Our data cannot be extrapolated to other definitions of GERD and it is possible that other definitions of GERD may yield different findings. Thus while the discussions have so far emphasised that the symptom of cough in children with GER symptoms is either poorly related to RE, it is also possible that esophago-gastroscopy is less useful investigatory tool for paediatric cough. However, there is no single perfect method for the objective definition of all GERD types and arguably, esophagitis is the gold standard definition as stated by the AGA guidelines "In the absence of esophagitis, there is no gold standard for the definition of GERD..." [13]. We used esophageal biopsy as the definition for practical reasons and it is also a common method of diagnosing GERD in Australian children. pHmetry has been reported to be more sensitive but there is considerable disagreement on what constitutes an abnormal pHmetry for cough associated GERD and, acid reflux occurs in normal people [12, 13, 47]. Assertions that cough is related to acid GERD can occur with unique pHmetry indices (eg reflux index of 0% required to be cough free) and that cough can take a prolonged time (a year) to settle post GERD intervention [48] are difficult to prove or disprove in the context of the difficulties with using cough as the primary outcome measure in studies and the feasibility of the required studies. The controversy of extra-esophageal manifestations of GERD [49] such as laryngopharyngeal reflux also is beyond the scope of this article. Review articles and guidelines [12, 49] are available; in the North American Society for Pediatric Gastroenterology and Nutrition guidelines for paediatric GER article, the section on upper airway symptoms included a discussion on cough and GER. The conclusion reached in the section was "...there is insufficient evidence and experience in children for a uniform approach to diagnosis and treatment" [12].
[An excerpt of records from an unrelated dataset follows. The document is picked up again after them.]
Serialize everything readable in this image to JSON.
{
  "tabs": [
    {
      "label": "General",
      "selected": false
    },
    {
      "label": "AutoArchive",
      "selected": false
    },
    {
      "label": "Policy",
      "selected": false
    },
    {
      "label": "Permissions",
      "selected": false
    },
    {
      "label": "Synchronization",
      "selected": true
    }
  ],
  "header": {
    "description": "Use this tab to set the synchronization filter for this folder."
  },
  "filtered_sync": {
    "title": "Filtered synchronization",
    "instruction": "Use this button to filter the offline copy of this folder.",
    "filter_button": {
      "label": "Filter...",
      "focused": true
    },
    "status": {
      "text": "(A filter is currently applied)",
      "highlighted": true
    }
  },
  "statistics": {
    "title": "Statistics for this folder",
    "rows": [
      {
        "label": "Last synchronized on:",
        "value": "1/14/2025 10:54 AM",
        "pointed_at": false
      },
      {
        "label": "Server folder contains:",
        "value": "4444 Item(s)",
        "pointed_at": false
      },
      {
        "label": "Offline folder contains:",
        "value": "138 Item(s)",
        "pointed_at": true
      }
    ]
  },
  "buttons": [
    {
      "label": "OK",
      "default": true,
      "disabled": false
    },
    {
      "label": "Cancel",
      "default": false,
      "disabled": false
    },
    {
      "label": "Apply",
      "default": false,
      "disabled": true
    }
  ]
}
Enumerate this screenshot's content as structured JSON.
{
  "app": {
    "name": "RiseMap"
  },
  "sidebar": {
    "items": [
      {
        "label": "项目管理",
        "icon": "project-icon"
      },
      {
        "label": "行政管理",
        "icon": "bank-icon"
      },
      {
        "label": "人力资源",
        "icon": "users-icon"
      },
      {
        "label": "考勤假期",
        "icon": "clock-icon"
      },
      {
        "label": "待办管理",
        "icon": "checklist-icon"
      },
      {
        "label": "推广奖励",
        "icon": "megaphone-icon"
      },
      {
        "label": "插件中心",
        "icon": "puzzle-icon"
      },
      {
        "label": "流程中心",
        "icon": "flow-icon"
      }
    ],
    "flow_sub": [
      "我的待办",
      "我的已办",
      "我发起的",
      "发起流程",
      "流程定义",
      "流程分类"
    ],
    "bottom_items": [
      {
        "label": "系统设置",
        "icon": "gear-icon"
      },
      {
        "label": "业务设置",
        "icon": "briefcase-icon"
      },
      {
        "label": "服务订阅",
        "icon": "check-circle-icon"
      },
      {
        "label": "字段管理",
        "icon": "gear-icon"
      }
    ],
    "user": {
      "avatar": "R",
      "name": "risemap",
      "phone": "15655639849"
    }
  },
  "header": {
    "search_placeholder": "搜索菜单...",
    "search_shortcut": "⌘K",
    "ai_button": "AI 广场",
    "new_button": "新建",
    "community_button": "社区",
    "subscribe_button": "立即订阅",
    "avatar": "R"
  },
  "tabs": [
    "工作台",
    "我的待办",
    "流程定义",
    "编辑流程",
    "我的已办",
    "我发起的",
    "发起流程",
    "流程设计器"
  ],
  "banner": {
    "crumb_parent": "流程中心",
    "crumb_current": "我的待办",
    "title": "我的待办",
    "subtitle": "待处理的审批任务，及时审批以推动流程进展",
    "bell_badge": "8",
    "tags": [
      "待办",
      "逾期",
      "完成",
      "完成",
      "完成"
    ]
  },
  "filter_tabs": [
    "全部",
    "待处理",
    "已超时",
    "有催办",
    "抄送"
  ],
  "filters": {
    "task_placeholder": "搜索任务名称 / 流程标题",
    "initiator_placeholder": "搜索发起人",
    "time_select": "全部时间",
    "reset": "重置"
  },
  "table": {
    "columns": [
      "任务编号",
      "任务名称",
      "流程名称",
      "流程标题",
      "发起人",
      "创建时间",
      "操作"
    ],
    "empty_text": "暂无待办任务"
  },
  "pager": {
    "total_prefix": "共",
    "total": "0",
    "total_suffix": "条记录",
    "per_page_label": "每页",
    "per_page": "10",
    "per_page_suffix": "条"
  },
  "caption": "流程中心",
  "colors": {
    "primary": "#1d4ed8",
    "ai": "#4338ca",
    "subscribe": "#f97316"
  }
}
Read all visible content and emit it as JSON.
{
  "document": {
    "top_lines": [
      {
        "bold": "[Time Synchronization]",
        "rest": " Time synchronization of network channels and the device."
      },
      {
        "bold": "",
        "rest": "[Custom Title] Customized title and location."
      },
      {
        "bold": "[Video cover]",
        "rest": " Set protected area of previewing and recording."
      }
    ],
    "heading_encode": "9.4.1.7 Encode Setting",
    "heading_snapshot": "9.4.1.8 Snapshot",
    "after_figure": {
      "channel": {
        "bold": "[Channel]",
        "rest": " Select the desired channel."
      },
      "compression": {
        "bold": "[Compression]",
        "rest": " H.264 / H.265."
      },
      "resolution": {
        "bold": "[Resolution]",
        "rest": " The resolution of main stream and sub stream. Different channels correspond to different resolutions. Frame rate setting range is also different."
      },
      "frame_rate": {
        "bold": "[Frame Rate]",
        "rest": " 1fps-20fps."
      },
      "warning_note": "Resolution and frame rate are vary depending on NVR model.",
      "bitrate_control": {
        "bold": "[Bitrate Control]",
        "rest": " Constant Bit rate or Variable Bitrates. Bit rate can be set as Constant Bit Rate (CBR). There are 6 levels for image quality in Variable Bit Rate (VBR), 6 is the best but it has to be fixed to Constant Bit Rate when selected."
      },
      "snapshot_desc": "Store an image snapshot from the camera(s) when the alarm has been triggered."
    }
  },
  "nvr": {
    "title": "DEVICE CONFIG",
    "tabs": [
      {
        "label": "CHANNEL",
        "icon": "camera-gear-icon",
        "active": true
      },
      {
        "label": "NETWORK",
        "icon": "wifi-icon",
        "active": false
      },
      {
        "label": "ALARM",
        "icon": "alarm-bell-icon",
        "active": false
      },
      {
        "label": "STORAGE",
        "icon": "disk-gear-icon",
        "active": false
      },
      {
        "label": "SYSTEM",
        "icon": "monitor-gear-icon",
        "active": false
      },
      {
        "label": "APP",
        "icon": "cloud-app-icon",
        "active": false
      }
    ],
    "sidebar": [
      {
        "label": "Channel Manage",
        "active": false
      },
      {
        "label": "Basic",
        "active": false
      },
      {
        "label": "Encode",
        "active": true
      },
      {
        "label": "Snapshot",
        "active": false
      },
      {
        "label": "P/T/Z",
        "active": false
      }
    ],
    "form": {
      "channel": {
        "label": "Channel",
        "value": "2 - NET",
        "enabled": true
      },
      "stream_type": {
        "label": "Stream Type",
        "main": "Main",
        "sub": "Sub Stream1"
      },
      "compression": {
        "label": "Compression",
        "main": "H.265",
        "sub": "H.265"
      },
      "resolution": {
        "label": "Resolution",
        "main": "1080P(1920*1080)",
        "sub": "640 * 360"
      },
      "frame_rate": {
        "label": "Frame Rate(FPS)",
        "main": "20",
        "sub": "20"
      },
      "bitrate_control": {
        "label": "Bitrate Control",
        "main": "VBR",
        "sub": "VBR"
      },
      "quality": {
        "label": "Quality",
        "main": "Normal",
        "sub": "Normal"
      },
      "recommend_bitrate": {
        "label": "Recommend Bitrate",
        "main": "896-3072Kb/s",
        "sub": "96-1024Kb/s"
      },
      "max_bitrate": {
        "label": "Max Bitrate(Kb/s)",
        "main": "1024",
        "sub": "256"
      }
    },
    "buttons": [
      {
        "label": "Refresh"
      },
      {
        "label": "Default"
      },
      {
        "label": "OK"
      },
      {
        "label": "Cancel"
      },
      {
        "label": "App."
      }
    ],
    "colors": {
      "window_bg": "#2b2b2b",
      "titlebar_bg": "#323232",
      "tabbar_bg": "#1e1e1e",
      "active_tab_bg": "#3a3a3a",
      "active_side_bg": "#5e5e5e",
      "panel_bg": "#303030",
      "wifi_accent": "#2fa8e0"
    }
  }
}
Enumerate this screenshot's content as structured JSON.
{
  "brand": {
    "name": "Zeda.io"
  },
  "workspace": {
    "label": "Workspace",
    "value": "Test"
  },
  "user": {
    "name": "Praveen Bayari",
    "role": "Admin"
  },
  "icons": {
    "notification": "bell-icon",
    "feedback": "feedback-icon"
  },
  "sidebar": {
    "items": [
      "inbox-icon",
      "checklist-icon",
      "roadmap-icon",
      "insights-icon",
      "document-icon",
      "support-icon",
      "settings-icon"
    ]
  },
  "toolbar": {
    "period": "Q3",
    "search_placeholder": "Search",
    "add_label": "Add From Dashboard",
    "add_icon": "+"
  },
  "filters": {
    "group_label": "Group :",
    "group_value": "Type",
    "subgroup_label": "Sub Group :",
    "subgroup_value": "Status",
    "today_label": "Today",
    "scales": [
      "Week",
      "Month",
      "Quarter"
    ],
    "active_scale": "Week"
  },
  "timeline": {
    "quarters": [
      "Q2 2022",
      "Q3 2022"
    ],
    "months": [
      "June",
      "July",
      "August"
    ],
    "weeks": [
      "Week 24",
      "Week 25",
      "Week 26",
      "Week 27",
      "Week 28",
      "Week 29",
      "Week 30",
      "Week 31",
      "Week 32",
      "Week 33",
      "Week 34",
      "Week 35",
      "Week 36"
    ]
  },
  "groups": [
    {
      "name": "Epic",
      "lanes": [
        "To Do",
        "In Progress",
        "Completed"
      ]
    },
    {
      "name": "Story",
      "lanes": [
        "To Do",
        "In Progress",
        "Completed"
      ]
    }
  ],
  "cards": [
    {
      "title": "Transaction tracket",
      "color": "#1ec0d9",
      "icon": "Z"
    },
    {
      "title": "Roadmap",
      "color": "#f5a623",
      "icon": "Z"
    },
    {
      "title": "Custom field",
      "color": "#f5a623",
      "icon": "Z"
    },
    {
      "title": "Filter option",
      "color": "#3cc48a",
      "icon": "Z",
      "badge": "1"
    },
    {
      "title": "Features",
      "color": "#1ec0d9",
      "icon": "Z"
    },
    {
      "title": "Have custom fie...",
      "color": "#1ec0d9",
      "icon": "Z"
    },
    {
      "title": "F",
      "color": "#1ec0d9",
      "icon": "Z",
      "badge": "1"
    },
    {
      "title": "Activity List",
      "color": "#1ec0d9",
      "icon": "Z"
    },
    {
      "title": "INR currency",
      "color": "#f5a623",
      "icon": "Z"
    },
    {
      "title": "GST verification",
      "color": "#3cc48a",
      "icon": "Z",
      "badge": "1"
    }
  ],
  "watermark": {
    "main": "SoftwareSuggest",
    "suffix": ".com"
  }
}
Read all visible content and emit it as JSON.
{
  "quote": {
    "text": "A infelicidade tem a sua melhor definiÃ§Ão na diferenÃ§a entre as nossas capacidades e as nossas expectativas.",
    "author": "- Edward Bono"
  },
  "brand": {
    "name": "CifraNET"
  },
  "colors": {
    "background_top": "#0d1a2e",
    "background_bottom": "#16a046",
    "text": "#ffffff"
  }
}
In addition to the limitation of our GERD definition, our study is also limited by the small sample size on the repeatability of the questions relating cough to GERD symptoms. The good repeatability found was however consistent with existing data; questions on cough combined with another symptom has good repeatability [42, 50, 51]. Furthermore, we did not use a standardised research based questionnaire for infant or child detection of GER such as those devised by Orenstein [52] because of its non feasibility in the context of the study. Lastly another potential limitation of the study is the use of blind BAL. However this method is widely used [53] for practical reasons and the cellularity values in our C-E- group were similar to published data on bronchoscopically obtained BAL [40].

Conclusion

We conclude that, in children without lung disease the common co-existence of cough with symptoms of GERD is independent of the occurrence of RE. Airway neutrophilia when present in these children were more likely to be related to airway bacterial infection and not to RE. Further objective and in-depth studies are required to evaluate the common subjective occurrence of cough in children with GER symptoms.